Police kill pit bull at rehab facility

SOUTH GLENDALE — A roaming pit bull was shot and killed Tuesday by Glendale police responding to calls that the dog had trapped clients in a rehab facility, officials said.

Police arrived to the 300 block of Mission Road after receiving a call that a 60-pound pit bull had chased a client from the Glendale Adventist Drug and Alcohol Center into the building and was scratching at the door, officials said.

The clients feared being bitten and didn't want to exit the building, prompting calls to the police, Lt. Gary Montecuollo said. No one was bitten during the incident.

Two officers and a police sergeant saw the pit bull near the building and parked on one end of the block to assess the situation, he said. It was then that the dog slanted its ears back and began sprinting toward the officers.

Officers first shot the dog with a rubber bullet, but it didn't stop and continued running toward them. That's when they used regular ammunition, killing the dog, Montecuollo said.

"Unfortunately, officers killed the dog, but stopped the threat," he said.

Animal control officers cited the owner for not having a license for the dog, which had been living in the city for eight years, said Ricky Whitman, a spokeswoman for the Pasadena Humane Society, which services Glendale.

A second dog belonging to the same owner, whom police identified as 28-year-old Priscilla Chacon, was also found roaming the neighborhood.

Chacon could not be reached for comment.

The owners were also cited for not having a license for the second dog and for failing to restrain the dogs on a leash, Whitman said.

The pit bull had reportedly escaped from the home's yard and terrorized residents for several days.

No one reported the dogs to police before Tuesday's incident, but some residents said the pit bull had been aggressive and nipped at a cyclist, police said.

Neighborhood resident Lillian Lonnon saw both dogs roaming the streets several times.
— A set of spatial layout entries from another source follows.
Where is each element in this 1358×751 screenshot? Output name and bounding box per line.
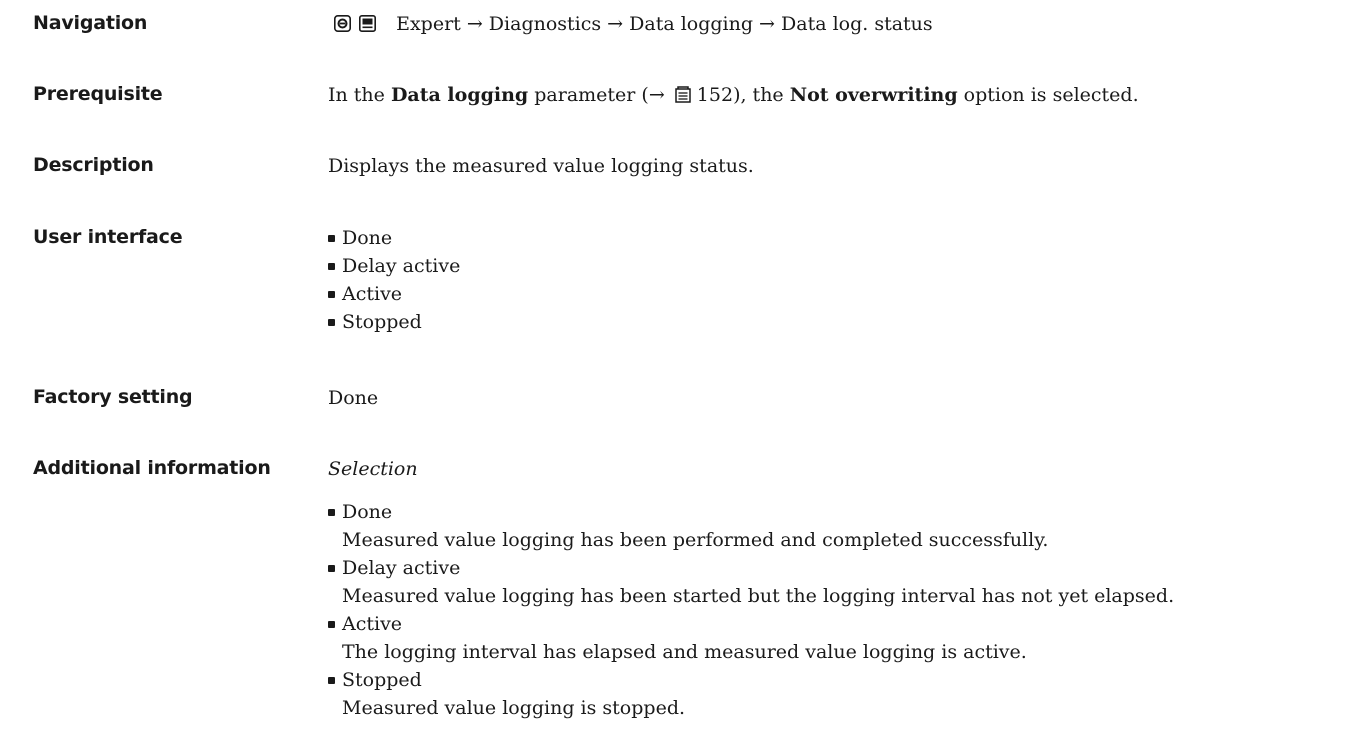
selection-option-desc: Measured value logging has been started … — [342, 585, 1175, 607]
selection-heading: Selection — [328, 458, 418, 480]
list-item: Stopped — [328, 308, 460, 336]
prerequisite-label: Prerequisite — [33, 83, 163, 105]
navigation-path-text: Expert → Diagnostics → Data logging → Da… — [396, 13, 933, 35]
navigation-path: Expert → Diagnostics → Data logging → Da… — [334, 10, 933, 40]
list-item: Done — [328, 224, 460, 252]
bullet-icon — [328, 319, 335, 326]
navigation-label: Navigation — [33, 12, 148, 34]
bullet-icon — [328, 263, 335, 270]
description-label: Description — [33, 154, 154, 176]
prerequisite-text: In the Data logging parameter (→ 152), t… — [328, 81, 1139, 111]
operating-menu-icon — [334, 12, 351, 40]
list-item-text: Done — [342, 227, 393, 249]
selection-list: Done Measured value logging has been perf… — [328, 498, 1174, 722]
selection-option-desc: The logging interval has elapsed and mea… — [342, 641, 1027, 663]
user-interface-label: User interface — [33, 226, 183, 248]
list-item-text: Stopped — [342, 311, 422, 333]
selection-option-name: Active — [342, 613, 403, 635]
selection-option-name: Delay active — [342, 557, 461, 579]
prerequisite-option-name: Not overwriting — [789, 84, 958, 106]
selection-option-desc: Measured value logging is stopped. — [342, 697, 686, 719]
additional-information-content: Selection Done Measured value logging has… — [328, 455, 1174, 722]
prerequisite-text-before: In the — [328, 84, 391, 106]
list-item-text: Active — [342, 283, 403, 305]
page-reference-icon — [675, 83, 691, 111]
factory-setting-label: Factory setting — [33, 386, 193, 408]
list-item: Active — [328, 280, 460, 308]
user-interface-list-wrap: Done Delay active Active Stopped — [328, 224, 460, 336]
additional-information-label: Additional information — [33, 457, 271, 479]
list-item: Delay active — [328, 252, 460, 280]
bullet-icon — [328, 677, 335, 684]
display-menu-icon — [359, 12, 377, 40]
prerequisite-text-after: ), the — [733, 84, 790, 106]
bullet-icon — [328, 235, 335, 242]
list-item: Delay active Measured value logging has b… — [328, 554, 1174, 610]
selection-option-name: Stopped — [342, 669, 422, 691]
prerequisite-page-ref[interactable]: 152 — [697, 84, 733, 106]
bullet-icon — [328, 291, 335, 298]
selection-option-desc: Measured value logging has been performe… — [342, 529, 1049, 551]
description-text: Displays the measured value logging stat… — [328, 155, 754, 177]
list-item: Stopped Measured value logging is stopped… — [328, 666, 1174, 722]
factory-setting-value: Done — [328, 387, 379, 409]
user-interface-list: Done Delay active Active Stopped — [328, 224, 460, 336]
list-item: Done Measured value logging has been perf… — [328, 498, 1174, 554]
list-item-text: Delay active — [342, 255, 461, 277]
bullet-icon — [328, 565, 335, 572]
list-item: Active The logging interval has elapsed a… — [328, 610, 1174, 666]
bullet-icon — [328, 509, 335, 516]
selection-option-name: Done — [342, 501, 393, 523]
prerequisite-text-mid: parameter (→ — [528, 84, 671, 106]
prerequisite-param-name: Data logging — [390, 84, 529, 106]
prerequisite-text-end: option is selected. — [957, 84, 1139, 106]
bullet-icon — [328, 621, 335, 628]
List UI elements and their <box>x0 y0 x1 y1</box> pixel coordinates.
She never had a violent encounter with the dogs, but she said they were clearly aggressive.

"I didn't like that dog," she said of the pit bull.

Police were investigating the incident and a standard internal review had been launched into the officers' actions, officials said.

Whitman said the officers likely had no other choice but to shoot the dog since it didn't react to the rubber bullet.

"[Police] did exactly what they needed to do for their safety and the public's safety," she said.